Cigarette au cinéma : où en est-on? Rencontre avec un réalisateur
Les études ont depuis longtemps démontré que la présence de la cigarette à l’écran a un effet incitatif sur la population, et notamment sur les jeunes. Pourtant, elle est toujours bien présente au cinéma et sur le petit écran. Aux Oscar cette année, pas moins de 28 films sur les 39 en compétition mettaient en scène l’imaginaire du tabac. Dernièrement, on l’a vue être l’un des personnages principaux de la série télévisée produite par HBO, The Idol. Cinq minutes suffisent à voir le personnage interprété par Lily-Rose Depp fumer pas moins de trois cigarettes, et on ne parle même pas de la cigarette allumée dans un sauna! Comment expliquer sa popularité à l’écran et existe-t-il des alternatives? Discussion à pellicule ouverte avec Matthieu Clerdent, jeune réalisateur français expatrié à Montréal.
25 millions de jeunes exposés au tabac à l’écran en 2021
Bien que la publicité sur le tabac soit interdite dans de nombreux pays, l’industrie du tabac parvient quand même à s’infiltrer depuis plus d’un siècle sur le grand écran, véhiculant une image positive de la cigarette. Ce, résultant en une banalisation de la cigarette et en l’incitation à sa consommation.
Selon l’organisation américaine de santé publique de lutte contre le tabagisme et le vapotage Truth Initiative, en 2021, 47 % des films mettaient en scène un objet appartenant à l’imaginaire du tabac (incluant les cendriers et mégots).
De plus, les plateformes de visionnement en ligne, déjà populaires, ont explosé pendant la pandémie, renforçant la problématique auprès des jeunes. Toujours d’après l’association à but non lucratif, 60 % des émissions les plus populaires auprès des 15-25 ans contenaient des représentations du tabac. Cela représente 25 millions de jeunes exposés à l’image du tabac dans les émissions télévisées et sur les plateformes de visionnement en ligne les plus populaires.

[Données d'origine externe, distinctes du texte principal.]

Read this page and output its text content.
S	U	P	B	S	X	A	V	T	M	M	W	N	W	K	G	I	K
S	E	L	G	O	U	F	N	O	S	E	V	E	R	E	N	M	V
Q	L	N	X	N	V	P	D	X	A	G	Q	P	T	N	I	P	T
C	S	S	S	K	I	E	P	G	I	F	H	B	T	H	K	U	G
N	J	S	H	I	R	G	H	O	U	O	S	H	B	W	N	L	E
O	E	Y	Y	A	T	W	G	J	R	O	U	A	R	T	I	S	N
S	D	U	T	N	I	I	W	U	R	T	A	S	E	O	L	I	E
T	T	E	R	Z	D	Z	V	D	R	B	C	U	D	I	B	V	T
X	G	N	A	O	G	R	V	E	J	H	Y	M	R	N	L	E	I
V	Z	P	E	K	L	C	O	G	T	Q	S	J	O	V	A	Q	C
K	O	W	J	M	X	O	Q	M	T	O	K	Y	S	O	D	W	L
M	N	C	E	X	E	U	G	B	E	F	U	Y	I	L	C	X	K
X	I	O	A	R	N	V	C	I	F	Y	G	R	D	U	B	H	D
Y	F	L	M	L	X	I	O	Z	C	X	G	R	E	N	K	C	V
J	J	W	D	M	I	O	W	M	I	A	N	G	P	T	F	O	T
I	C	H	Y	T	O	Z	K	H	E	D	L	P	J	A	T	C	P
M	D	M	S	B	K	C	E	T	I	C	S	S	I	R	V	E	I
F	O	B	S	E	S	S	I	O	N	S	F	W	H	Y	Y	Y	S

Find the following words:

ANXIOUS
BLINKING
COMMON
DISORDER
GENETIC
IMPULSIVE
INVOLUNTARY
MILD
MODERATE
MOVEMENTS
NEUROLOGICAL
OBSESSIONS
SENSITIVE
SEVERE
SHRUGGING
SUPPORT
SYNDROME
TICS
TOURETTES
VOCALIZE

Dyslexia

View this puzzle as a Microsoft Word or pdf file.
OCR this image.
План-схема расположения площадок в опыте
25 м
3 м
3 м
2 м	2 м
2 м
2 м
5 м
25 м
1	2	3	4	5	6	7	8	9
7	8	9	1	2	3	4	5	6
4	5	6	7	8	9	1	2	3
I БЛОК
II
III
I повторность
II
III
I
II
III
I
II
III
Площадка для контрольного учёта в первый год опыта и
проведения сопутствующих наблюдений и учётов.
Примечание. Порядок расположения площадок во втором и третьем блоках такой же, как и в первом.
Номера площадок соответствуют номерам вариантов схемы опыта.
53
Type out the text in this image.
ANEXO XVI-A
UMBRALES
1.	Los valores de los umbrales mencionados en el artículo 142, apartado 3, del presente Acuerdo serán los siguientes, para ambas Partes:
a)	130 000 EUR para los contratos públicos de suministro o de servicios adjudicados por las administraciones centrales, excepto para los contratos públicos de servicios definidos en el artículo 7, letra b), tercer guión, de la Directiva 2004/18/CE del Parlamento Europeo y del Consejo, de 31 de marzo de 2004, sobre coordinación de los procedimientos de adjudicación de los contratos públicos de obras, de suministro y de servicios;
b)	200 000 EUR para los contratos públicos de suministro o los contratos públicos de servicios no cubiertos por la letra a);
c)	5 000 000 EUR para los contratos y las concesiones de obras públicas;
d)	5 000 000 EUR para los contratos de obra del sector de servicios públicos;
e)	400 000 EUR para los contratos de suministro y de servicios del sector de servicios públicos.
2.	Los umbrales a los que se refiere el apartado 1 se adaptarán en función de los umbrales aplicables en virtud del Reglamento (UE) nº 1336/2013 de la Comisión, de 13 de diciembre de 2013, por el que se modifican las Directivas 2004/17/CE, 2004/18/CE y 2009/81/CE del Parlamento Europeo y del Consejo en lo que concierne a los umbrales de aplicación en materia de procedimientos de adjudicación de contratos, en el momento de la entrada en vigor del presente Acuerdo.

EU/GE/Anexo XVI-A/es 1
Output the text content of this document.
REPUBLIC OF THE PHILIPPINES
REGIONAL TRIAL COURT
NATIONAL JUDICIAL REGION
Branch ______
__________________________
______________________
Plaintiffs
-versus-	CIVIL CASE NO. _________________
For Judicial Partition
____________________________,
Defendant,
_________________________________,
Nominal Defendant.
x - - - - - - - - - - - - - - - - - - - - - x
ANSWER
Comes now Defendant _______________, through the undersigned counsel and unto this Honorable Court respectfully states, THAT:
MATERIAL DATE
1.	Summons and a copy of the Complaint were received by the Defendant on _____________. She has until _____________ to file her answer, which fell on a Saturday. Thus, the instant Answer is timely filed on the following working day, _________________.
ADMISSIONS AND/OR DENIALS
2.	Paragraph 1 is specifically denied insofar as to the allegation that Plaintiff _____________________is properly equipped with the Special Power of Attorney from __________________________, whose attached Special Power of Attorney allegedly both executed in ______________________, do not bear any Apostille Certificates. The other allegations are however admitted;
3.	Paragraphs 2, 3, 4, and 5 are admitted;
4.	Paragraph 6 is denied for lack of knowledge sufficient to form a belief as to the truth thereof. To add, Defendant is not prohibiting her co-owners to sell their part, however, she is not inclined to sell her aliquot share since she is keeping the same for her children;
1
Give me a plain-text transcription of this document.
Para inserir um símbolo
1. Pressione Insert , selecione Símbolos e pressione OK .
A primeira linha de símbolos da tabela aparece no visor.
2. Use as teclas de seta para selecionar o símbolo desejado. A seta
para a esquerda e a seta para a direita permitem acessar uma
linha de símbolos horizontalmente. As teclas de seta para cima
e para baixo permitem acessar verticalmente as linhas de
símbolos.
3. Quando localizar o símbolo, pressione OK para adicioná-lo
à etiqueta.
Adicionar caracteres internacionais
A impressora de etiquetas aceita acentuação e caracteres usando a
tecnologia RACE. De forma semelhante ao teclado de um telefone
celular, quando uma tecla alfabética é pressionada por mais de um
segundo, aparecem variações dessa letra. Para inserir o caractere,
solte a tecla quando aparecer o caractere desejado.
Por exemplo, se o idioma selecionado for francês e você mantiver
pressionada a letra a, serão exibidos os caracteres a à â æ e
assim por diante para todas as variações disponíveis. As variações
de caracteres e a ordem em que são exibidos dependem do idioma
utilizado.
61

Non seulement la présence de la cigarette à l’écran incite les jeunes à commencer à fumer, mais une forte exposition à celle-ci sur les plateformes de visionnement en ligne pourrait tripler les risques pour un jeune de commencer à vapoter, c’est ce que révélait Truth Initiative en 2021.
« Les méfaits de la cigarette jamais représentés »
Réalisateur depuis 2018, Matthieu Clerdent confie avoir remis en question l’image glamour des acteurs et actrices renforcée par la présence de la cigarette à l’écran. « Quand on remonte l’histoire du cinéma, historiquement, et notamment à Hollywood, la cigarette a toujours été très présente. On se souvient par exemple du charismatique James Bond avec sa vodka martini dans une main, une cigarette dans l’autre, sans même nous rendre compte que ses méfaits n’étaient jamais représentés à l’écran et que les personnages n’étaient jamais confrontés à la maladie. »
Il lui a fallu passer derrière la caméra pour réfléchir aux conséquences de la banalisation de la cigarette par le cinéma sur la population et notamment sur les jeunes. À la genèse de sa réflexion, la question de l’intérêt général. « J’ai été amené à me questionner sur la présence de la cigarette au cinéma pour l’un de mes projets parce que je me suis demandé si je voulais que mon travail alimente de la publicité gratuite pour un produit aussi nocif. J’ai toujours eu un intérêt pour les questions d’intérêt général : je travaille actuellement sur un documentaire sur les victimes des pesticides au Québec. Ça a donc été un cheminement assez naturel. Et par la suite, j’ai élargi ma réflexion à l’impact que le cinéma a en général dans son choix de mise en scène sur le public, et particulièrement sur les jeunes, en pleine construction identitaire. »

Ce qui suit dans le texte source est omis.